La cause de la crise que nous connaissons depuis 30 ans est une cause pourtant archiconnue depuis les années 1930, mais que nous refusons de voir car elle est beaucoup plus lente qu’auparavant et masquée par quelques résultats économiques locaux qui ont tous des causes spécifiques et souvent inimitables, (lorsqu’elles ne sont pas mensongères comme la politique de l’emploi dans les pays d’ Europe Nord qui consiste à donner une autre dénomination au statut de chômeurs).

Le libre-échange, en rabotant les salaires au moins disant social, empêche la consommation de croître au même rythme que la production.
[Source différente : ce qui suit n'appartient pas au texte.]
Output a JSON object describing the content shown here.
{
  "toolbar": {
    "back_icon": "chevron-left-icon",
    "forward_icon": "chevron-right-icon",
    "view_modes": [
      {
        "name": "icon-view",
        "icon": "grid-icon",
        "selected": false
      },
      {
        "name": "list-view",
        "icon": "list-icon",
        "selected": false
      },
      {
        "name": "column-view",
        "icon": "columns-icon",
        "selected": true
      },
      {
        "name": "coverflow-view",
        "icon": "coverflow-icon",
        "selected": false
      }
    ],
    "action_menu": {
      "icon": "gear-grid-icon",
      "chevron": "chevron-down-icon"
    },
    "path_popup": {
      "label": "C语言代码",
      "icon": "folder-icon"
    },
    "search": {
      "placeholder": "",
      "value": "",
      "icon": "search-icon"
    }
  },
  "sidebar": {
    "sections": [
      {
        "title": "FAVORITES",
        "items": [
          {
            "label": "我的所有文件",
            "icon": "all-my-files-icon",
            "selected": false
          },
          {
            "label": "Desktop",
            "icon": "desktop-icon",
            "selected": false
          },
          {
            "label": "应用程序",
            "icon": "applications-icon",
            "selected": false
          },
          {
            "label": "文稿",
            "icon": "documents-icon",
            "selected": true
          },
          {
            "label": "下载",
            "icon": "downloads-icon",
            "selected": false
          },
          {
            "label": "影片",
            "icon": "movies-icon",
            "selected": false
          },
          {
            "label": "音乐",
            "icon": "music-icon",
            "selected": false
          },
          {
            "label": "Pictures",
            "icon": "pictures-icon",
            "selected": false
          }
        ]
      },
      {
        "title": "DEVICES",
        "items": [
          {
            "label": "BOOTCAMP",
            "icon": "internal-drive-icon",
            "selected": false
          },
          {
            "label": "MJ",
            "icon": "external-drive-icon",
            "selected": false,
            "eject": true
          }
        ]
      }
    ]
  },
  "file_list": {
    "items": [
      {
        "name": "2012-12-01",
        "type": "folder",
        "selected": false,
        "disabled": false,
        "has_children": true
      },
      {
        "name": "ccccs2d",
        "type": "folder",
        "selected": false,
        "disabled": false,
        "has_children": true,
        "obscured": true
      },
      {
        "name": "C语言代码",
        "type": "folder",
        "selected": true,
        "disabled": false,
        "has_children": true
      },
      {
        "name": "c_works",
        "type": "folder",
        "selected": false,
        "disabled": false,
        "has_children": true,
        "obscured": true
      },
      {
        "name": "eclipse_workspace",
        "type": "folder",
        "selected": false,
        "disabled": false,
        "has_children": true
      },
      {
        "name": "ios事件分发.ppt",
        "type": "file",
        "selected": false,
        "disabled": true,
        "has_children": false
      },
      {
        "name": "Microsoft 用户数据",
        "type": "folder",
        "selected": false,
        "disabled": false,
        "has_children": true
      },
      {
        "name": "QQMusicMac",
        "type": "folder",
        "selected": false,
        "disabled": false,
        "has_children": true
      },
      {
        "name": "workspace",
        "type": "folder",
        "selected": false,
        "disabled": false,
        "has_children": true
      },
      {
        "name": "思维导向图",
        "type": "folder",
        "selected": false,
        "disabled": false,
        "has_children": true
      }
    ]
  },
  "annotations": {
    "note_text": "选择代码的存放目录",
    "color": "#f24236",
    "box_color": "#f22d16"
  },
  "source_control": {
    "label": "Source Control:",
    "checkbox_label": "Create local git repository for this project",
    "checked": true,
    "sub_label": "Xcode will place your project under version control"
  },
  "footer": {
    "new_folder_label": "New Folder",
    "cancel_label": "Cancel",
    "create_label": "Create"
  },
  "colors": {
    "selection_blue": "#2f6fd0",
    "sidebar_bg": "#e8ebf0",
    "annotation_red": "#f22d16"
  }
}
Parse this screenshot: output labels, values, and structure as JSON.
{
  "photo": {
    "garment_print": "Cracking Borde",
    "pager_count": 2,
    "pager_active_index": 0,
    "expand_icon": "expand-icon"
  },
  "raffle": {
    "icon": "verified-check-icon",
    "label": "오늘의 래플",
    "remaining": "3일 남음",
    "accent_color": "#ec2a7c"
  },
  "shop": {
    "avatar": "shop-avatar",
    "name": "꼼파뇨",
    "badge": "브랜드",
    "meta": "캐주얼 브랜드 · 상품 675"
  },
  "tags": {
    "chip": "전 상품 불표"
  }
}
D’où un déficit de demande qui nuit finalement à la croissance.

Empiriquement, la loi de Jean-Baptiste Say sur la fameuse « offre qui crée sa propre demande » n’a jamais été vérifiée…

Marx l’avait compris mais avait proposé une solution fausse.

Seul Keynes avait compris que le problème du capitalisme était la hausse parallèle de la demande et de l’offre, ce que ne permettait pas le 19ème siècle dominé par la pensée anglaise libre-échangiste, et qui s’est terminé par la grande crise de 1929 (résolue par le protectionnisme d’avant et d’après guerre).

Si j’ai tenu à vous faire cette longue réponse c’est non seulement parce que vous avez été un des premiers il y a 10 ans à dénoncer la politique suicidaire menée par Jean-Claude Trichet, mais également parce que bon nombre de vos analyses sont souvent très justes et argumentées.


C’est avec plaisir que je me tiens à votre disposition pour discuter de ce sujet qui est non seulement passionnant mais aussi dramatiquement brûlant car le libre-échange est en train de fragmenter non seulement les économies mais aussi la cohésion nationale comme nous le montre la crise des banlieues.

Je vous prie de croire, Monsieur, en l’assurance de ma parfaite considération.